Re: Searchable Web info (was Finding CGI spec...)

Nick Arnett (narnett@verity.com)
Mon, 9 Jan 1995 18:39:10 +0100


At 5:41 PM 1/3/95, web@sowebo.charm.net wrote:
>Nick Arnett wrote:
>>[...]
>> > I did a search on "cgi" and got back a doc with a name I didn't
>> > recognise. Now although I have several hundreds of HTML files,
>> > like my children, I know most of them by name :*) I think you got
>> > the href from a file that has a Base tag pointing to another server.
>>
>> Our spider doesn't follow links to servers other than the one where it
>> starts (we trigger each index for each server individually). Documents
>> from other servers would have come from distinct indexing sessions.
>>
>> Having said that, I'm not sure exactly what you're describing here. Can
>> you describe it a bit more?
>>
> OK: as I'm not sure what you're not sure of, pls excuse if I
> explain the obvious :*). Relative URLs are normally understood
> to be relative to the directory the file is in. But the Base tag
> can make the URL be relative to any other directory - and on any
> other server. In the particular instance I had noticed, the file
> was in fact adapted from the TOC of Ian Graham's HTML tutorial;
> I didn't want to move all the sub files over so I just made the
> Base tag point to the original TOC - not on my server. So if the
> spider finds a reference in this file to "server-cgi-bin.html"
> it should realise I don't actually *have* that file - it's where
> Base says it is, i.e. some other server, in this case.
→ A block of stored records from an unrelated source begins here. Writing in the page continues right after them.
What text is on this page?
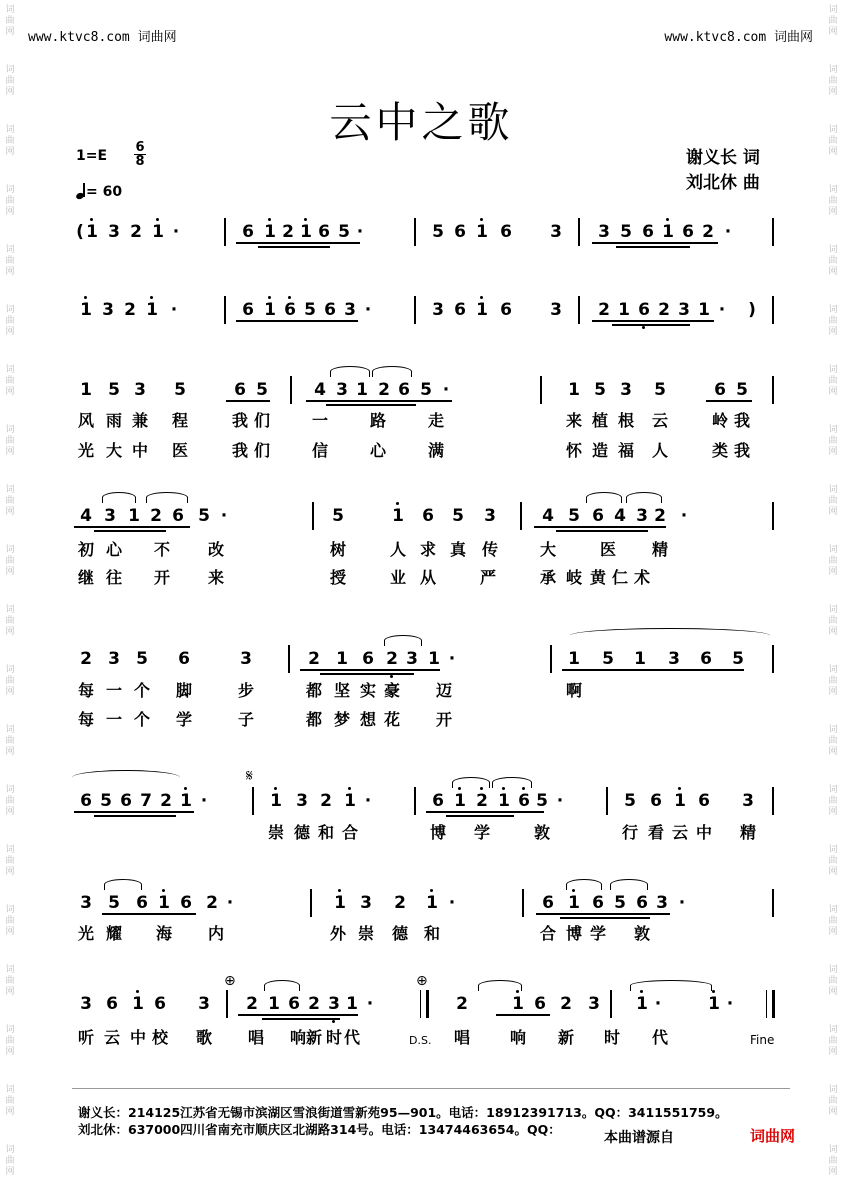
词
曲
网
词
曲
网
词
曲
网
词
曲
网
词
曲
网
词
曲
网
词
曲
网
词
曲
网
词
曲
网
词
曲
网
词
曲
网
词
曲
网
词
曲
网
词
曲
网
词
曲
网
词
曲
网
词
曲
网
词
曲
网
词
曲
网
词
曲
网
词
曲
网
词
曲
网
词
曲
网
词
曲
网
词
曲
网
词
曲
网
词
曲
网
词
曲
网
词
曲
网
词
曲
网
词
曲
网
词
曲
网
词
曲
网
词
曲
网
词
曲
网
词
曲
网
词
曲
网
词
曲
网
词
曲
网
词
曲
网
www.ktvc8.com 词曲网	www.ktvc8.com 词曲网
云中之歌
谢义长 词
刘北休 曲
1=E
6
8
= 60
( 1 3 2 1 ·	6 1 2 1 6 5 ·	5 6 1 6 3 3 5 6 1 6 2 ·
1 3 2 1 ·	6 1 6 5 6 3 ·	3 6 1 6 3 2 1 6 2 3 1 ·	)
1 5 3 5	6 5	4 3 1 2 6 5 ·	1 5 3 5	6 5
4 3 1 2 6 5 ·	5	1 6 5 3	4 5 6 4 3 2 ·
2 3 5 6	3	2 1 6 2 3 1 ·	1 5 1 3 6 5
6 5 6 7 2 1 ·	1 3 2 1 ·	6 1 2 1 6 5 ·	5 6 1 6 3
3 5 6 1 6 2 ·	1 3 2 1 ·	6 1 6 5 6 3 ·
3 6 1 6 3 2 1 6 2 3 1 ·	2	1 6 2 3 1 ·	1 ·
风 雨 兼 程	我 们	一	路	走	来 植 根 云	岭 我
光 大 中 医	我 们	信	心	满	怀 造 福 人	类 我
初 心 不 改	树	人 求 真 传	大	医 精
继 往 开 来	授	业 从	严	承 岐 黄 仁 术
每 一 个 脚	步	都 坚 实 豪 迈	啊
每 一 个 学	子	都 梦 想 花 开
崇 德 和 合	博 学	敦	行 看 云 中 精
光 耀 海 内	外 崇 德 和	合 博 学 敦
听 云 中 校 歌 唱 响 新 时 代	唱 响 新 时 代
𝄋
⊕	⊕
D.S.	Fine
谢义长：214125江苏省无锡市滨湖区雪浪街道雪新苑95—901。电话：18912391713。QQ：3411551759。
刘北休：637000四川省南充市顺庆区北湖路314号。电话：13474463654。QQ：
本曲谱源自	词曲网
If it doesn't
> want to go on sidetrips to other sites I guess it's just going to
> have to ignore relative URLs in files having Bases pointing to other
> servers.

Got it! Now I understand what happened. The spider doesn't know about
Base, so it tries to retrieve the file from the original server, which
doesn't have it.

I'll pass this onto the developers, so that they modify the spider code
appropriately.

Thanks!

Nick